他人ではなく、自分でタイムリミットを決める。
これ、すごく重要なことだと思っています。
でもこれって、なかなか出来ないことでもある。
例えば、いま目の前に取り組んでいる仕事があるとする。
それがなんともうまくいかなかったとき。
そんなとき、もしその仕事の締め切りを他の誰かが決めているならば、多くの場合それに従うと思うのです。
つまりは、まだ完璧ではないもののひとまず仕事に区切りをつけて納品する。
ただ、これが誰からも納期を決められていないとき。
そういうとき、人はそこに明確なタイムリミットを設けずに、頑張れるところまで頑張ってしまいがち。
囲碁棋士の張栩さんの本を読んだ時の話。
張栩さんは、現在の棋士の中で最強とも言われている方で、その本にはこんなことが書かれていました。
中国や韓国の棋士は、持ち時間を残したままに負けてしまうことが多いそうです。
一方で、日本の棋士は同じ負けるにしても、持ち時間をしっかりと使った上で負けることが多いそう。

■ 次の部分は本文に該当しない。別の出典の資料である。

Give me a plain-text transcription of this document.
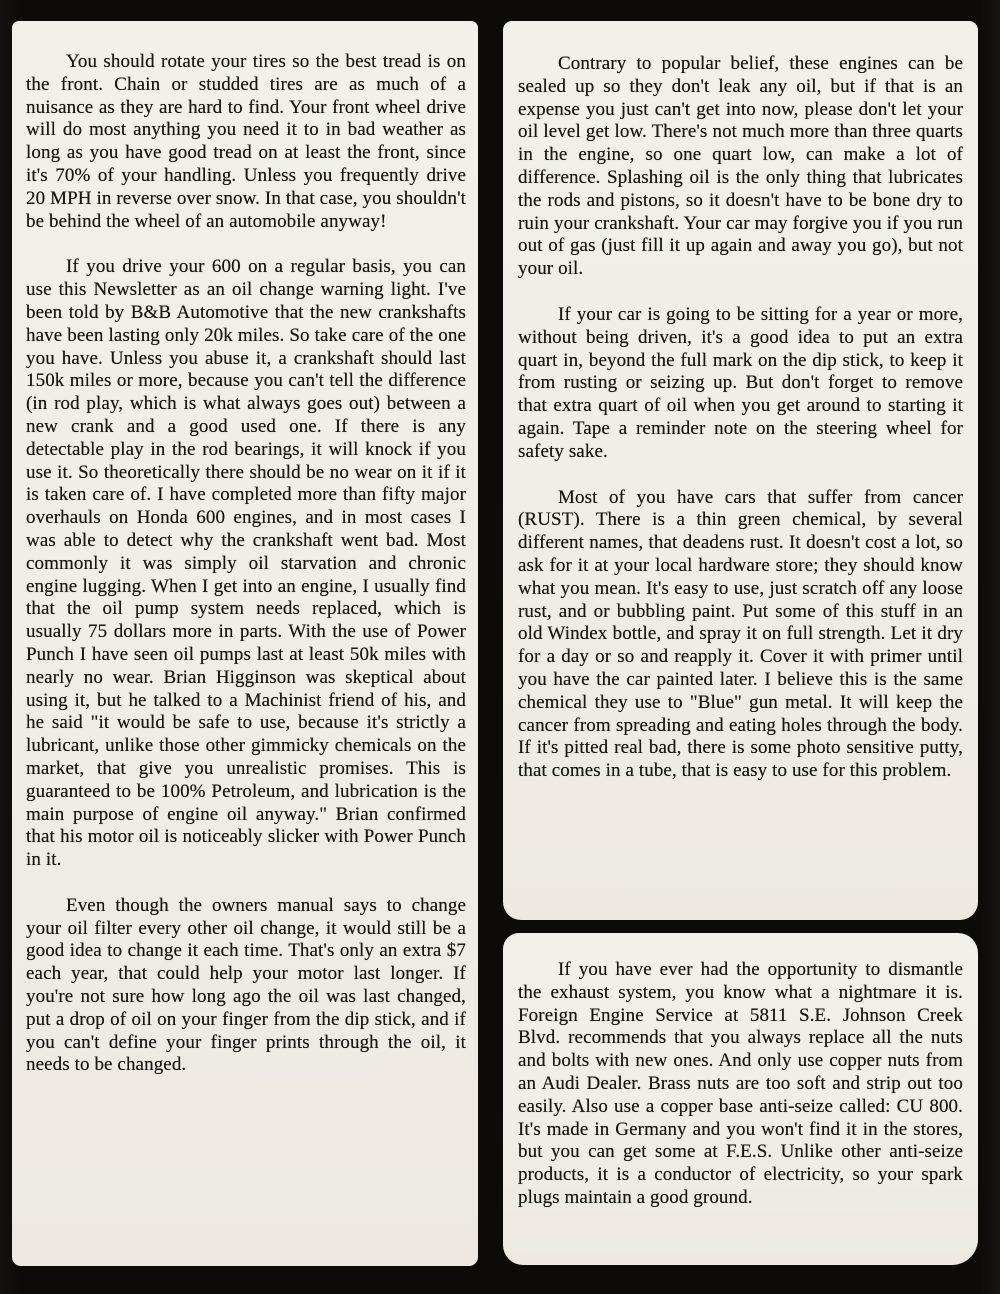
You should rotate your tires so the best tread is on the front. Chain or studded tires are as much of a nuisance as they are hard to find. Your front wheel drive will do most anything you need it to in bad weather as long as you have good tread on at least the front, since it's 70% of your handling. Unless you frequently drive 20 MPH in reverse over snow. In that case, you shouldn't be behind the wheel of an automobile anyway!

If you drive your 600 on a regular basis, you can use this Newsletter as an oil change warning light. I've been told by B&B Automotive that the new crankshafts have been lasting only 20k miles. So take care of the one you have. Unless you abuse it, a crankshaft should last 150k miles or more, because you can't tell the difference (in rod play, which is what always goes out) between a new crank and a good used one. If there is any detectable play in the rod bearings, it will knock if you use it. So theoretically there should be no wear on it if it is taken care of. I have completed more than fifty major overhauls on Honda 600 engines, and in most cases I was able to detect why the crankshaft went bad. Most commonly it was simply oil starvation and chronic engine lugging. When I get into an engine, I usually find that the oil pump system needs replaced, which is usually 75 dollars more in parts. With the use of Power Punch I have seen oil pumps last at least 50k miles with nearly no wear. Brian Higginson was skeptical about using it, but he talked to a Machinist friend of his, and he said "it would be safe to use, because it's strictly a lubricant, unlike those other gimmicky chemicals on the market, that give you unrealistic promises. This is guaranteed to be 100% Petroleum, and lubrication is the main purpose of engine oil anyway." Brian confirmed that his motor oil is noticeably slicker with Power Punch in it.

Even though the owners manual says to change your oil filter every other oil change, it would still be a good idea to change it each time. That's only an extra $7 each year, that could help your motor last longer. If you're not sure how long ago the oil was last changed, put a drop of oil on your finger from the dip stick, and if you can't define your finger prints through the oil, it needs to be changed.

Contrary to popular belief, these engines can be sealed up so they don't leak any oil, but if that is an expense you just can't get into now, please don't let your oil level get low. There's not much more than three quarts in the engine, so one quart low, can make a lot of difference. Splashing oil is the only thing that lubricates the rods and pistons, so it doesn't have to be bone dry to ruin your crankshaft. Your car may forgive you if you run out of gas (just fill it up again and away you go), but not your oil.

If your car is going to be sitting for a year or more, without being driven, it's a good idea to put an extra quart in, beyond the full mark on the dip stick, to keep it from rusting or seizing up. But don't forget to remove that extra quart of oil when you get around to starting it again. Tape a reminder note on the steering wheel for safety sake.

Most of you have cars that suffer from cancer (RUST). There is a thin green chemical, by several different names, that deadens rust. It doesn't cost a lot, so ask for it at your local hardware store; they should know what you mean. It's easy to use, just scratch off any loose rust, and or bubbling paint. Put some of this stuff in an old Windex bottle, and spray it on full strength. Let it dry for a day or so and reapply it. Cover it with primer until you have the car painted later. I believe this is the same chemical they use to "Blue" gun metal. It will keep the cancer from spreading and eating holes through the body. If it's pitted real bad, there is some photo sensitive putty, that comes in a tube, that is easy to use for this problem.

If you have ever had the opportunity to dismantle the exhaust system, you know what a nightmare it is. Foreign Engine Service at 5811 S.E. Johnson Creek Blvd. recommends that you always replace all the nuts and bolts with new ones. And only use copper nuts from an Audi Dealer. Brass nuts are too soft and strip out too easily. Also use a copper base anti-seize called: CU 800. It's made in Germany and you won't find it in the stores, but you can get some at F.E.S. Unlike other anti-seize products, it is a conductor of electricity, so your spark plugs maintain a good ground.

一見すると、日本の棋士の方が勝ちにこだわっているように見えます。
でも現在、囲碁の世界ではランキングの上位を占めるのはほとんど中国と韓国の棋士だそうです。
それは真の意味で勝ちにこだわっているのは、実は時間を残して負けている中国、韓国勢だからだと思うのです。

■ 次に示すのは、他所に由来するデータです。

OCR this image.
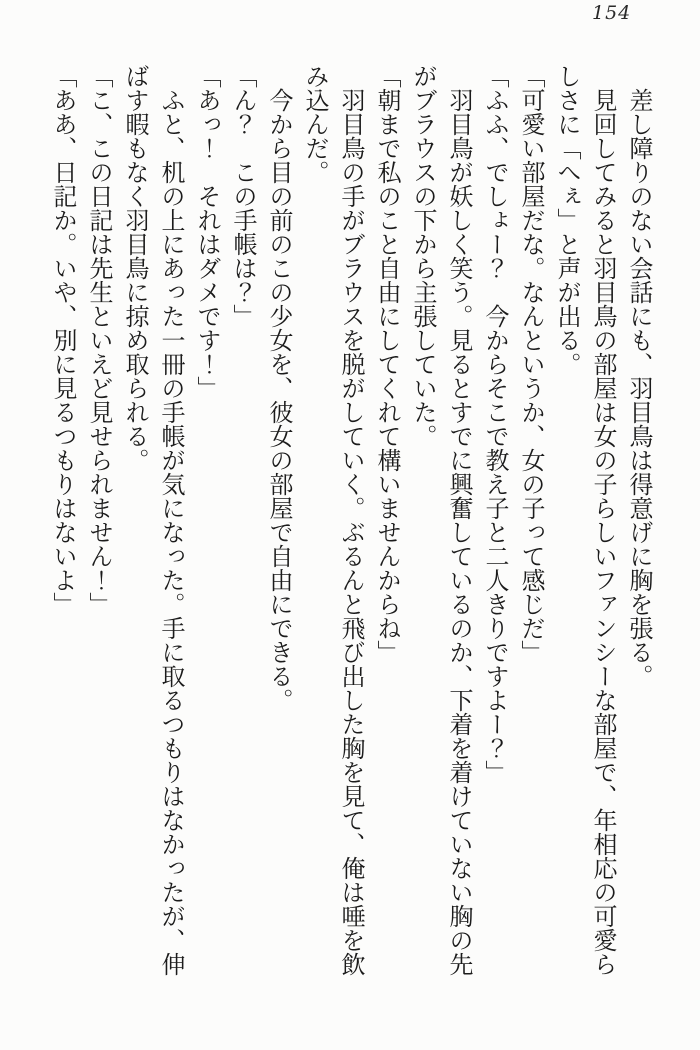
154

差し障りのない会話にも、羽目鳥は得意げに胸を張る。

見回してみると羽目鳥の部屋は女の子らしいファンシーな部屋で、年相応の可愛らしさに「へぇ」と声が出る。

「可愛い部屋だな。なんというか、女の子って感じだ」

「ふふ、でしょー？　今からそこで教え子と二人きりですよー？」

羽目鳥が妖しく笑う。見るとすでに興奮しているのか、下着を着けていない胸の先がブラウスの下から主張していた。

「朝まで私のこと自由にしてくれて構いませんからね」

羽目鳥の手がブラウスを脱がしていく。ぶるんと飛び出した胸を見て、俺は唾を飲み込んだ。

今から目の前のこの少女を、彼女の部屋で自由にできる。

「ん？　この手帳は？」

「あっ！　それはダメです！」

ふと、机の上にあった一冊の手帳が気になった。手に取るつもりはなかったが、伸ばす暇もなく羽目鳥に掠め取られる。

「こ、この日記は先生といえど見せられません！」

「ああ、日記か。いや、別に見るつもりはないよ」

対局を開始した直後は、持ち時間というのは実力に関係なく皆平等です。
それは一流のプロでも、小学生でも一緒。
その中で、前半に時間をたくさん使ってしまえば、当然後半の持ち時間には差が出てしまいます。
そしてその後半に時間がなくなれば、いくら前半に頑張ったとしても結局、最後には負けてしまうと思うんです。
だから、後半に時間を使いたいのであれば、前半はスピードを上げながら攻める。
まだまだ持ち時間があったとしても、自分でタイムリミットを決めてそこまでには手を打っていくわけです。
もし、その戦略をとった上で、前半に勝負どころがあって負けてしまったのであれば、それは仕方のないことだと思うのです。
それこそが「戦略」であり、「勝負」であると思うんですよね。
決して手を抜いているわけではない。
当然、時間を残したままに負けてしまっても、中国や韓国の棋士の感覚では、それは恥ずかしいことではないそうです。
一方で、日本囲碁界には、まだまだ「持ち時間を残して負けると恥ずかしい」という風潮があるそう。
たしかに日本の感覚も分かります。
時間を残して負けてしまうなんて、最後まで諦めずに努力していないじゃないかと。
この考え方はものすごく日本的というか、努力に対する美意識だなと。
それが「人の生き方」としてならば、僕は否定するつもりはありません。たしかに一生懸命は美しい。
けれど、もし仕事の「品質」とか「勝率」を高めるという意味ならば、僕は中国や韓国のスタイルを支持します。
僕は「時間をかける」は最後の手段だと思っています。
時間こそがすべての始まりというか、原資というか、逆に時間があればなんでも出来る。
むつかしい仕事だったり、たくさんの仕事に取り組むとき、労働時間というのは長くなるものです。
これはよくある話で、なんだか当たり前のようにも思える。
でもそこに落とし穴があるなって。
時間というのは有限なんですよね。それは対局で言う、持ち時間と同じ。
だから、目の前の仕事に充てる時間を増やしたということは、別のことに使う時間を減らしているということ。
それは後半の時間を失っていることならば、実は敗北に近づいているのかもしれない。
もちろん、その瞬間だけを切り取って見れば、「勝ちにこだわっている」ように見えるんですけどね。
忙しい時、うまくいかない時。
それに引っ張られて、目の前のことに時間をかけてしまう。
そこで失っているものは人によって違うでしょう。
後半の時間なのか、別の仕事なのか、もしくは寝る時間なのか、家族と過ごす時間なのか。
時間を使って頑張ることは分かりやすくて、正義になりがちです。
でももしかしたらそんな正義のせいで、皮肉なことに真の目的からは遠ざかっているかもしれない。
ただ、本当に勝ちにこだわるなら、きちんとタイムリミットを守りたい。
たとえ、もし今がうまくいってないとしても。
たまに「時間が無限にあったらな」なんて、ありもしないことを思ったりします。
でも、そんな事はありえなくて、やっぱり時間は有限なのです。
さて、今日は金曜日。
今週もいろいろとやることはあったけれど、自分が決めたタイムリミットは守るのです。
そして少しでもこぼさないように、もっと自分が速くならなきゃな。